“Long Time Gone,” a standout track from Crosby Stills and Nash’s debut, remains this fiery indictment of dreams lost — and a central emotional moment of any CSN concert. David Crosby, who composed the song, says his inspiration came in the immediate aftermath of Robert Kennedy’s assassination — though it immediately came to represent a much larger theme involving the loss of Kennedy’s older brother Jack and, in particular, that of Martin Luther King.
“I think I was angry about Dr. King as I was anything,” Crosby said during a recent talk at the Paley Center. “But we’d lost both of the Kennedys, and King. At a certain point, we really believed we could change things. We believed. We were people who really loved our country. We wanted it to be right, and we wanted it to be something we could be proud of. And we thought we had people you could believe in. Dr. King was a guy you could believe in. The Kennedys were guys that we idolized. It’s not supposed to be ballot by bullet.”

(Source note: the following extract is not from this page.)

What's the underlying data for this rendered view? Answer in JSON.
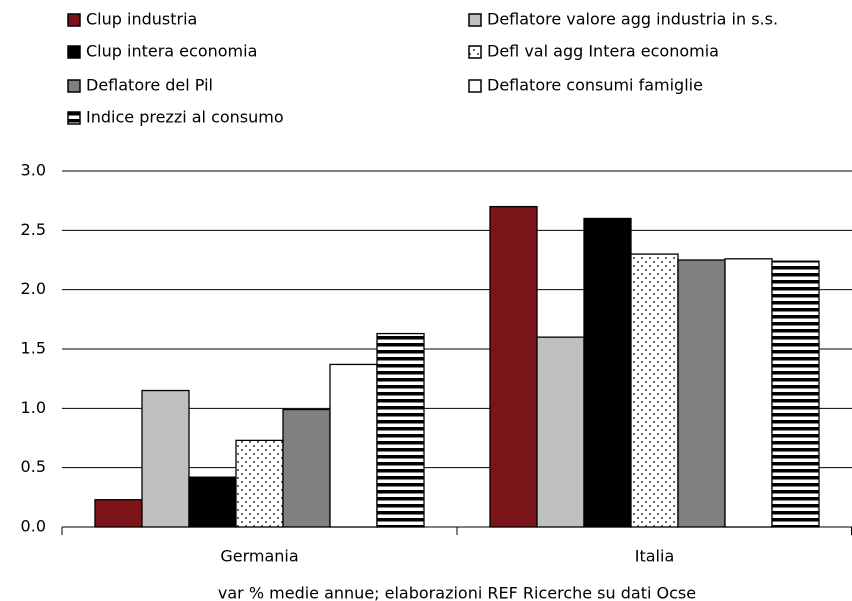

“Long Time Gone” was perhaps most famously performed by Crosby Stills Nash and Young at Woodstock in 1969, later being used during the opening of the concert film as workers prepared the festival grounds. By then, all three of these heroes were dead. King was murdered in April 1968, while RFK was killed in June of 1968. His older brother Jack was killed in 1963.
“It was a terribly discouraging thing to us,” Crosby adds, “and, of course, we reacted to it. That’s the troubadour part of what we do. We see stuff, we try to look at it honestly, and respond to it and carry the news. Part of the job is that, and we wrote some angry songs. We did — because that really got to us, to lose leaders of that quality. People we could believe in.”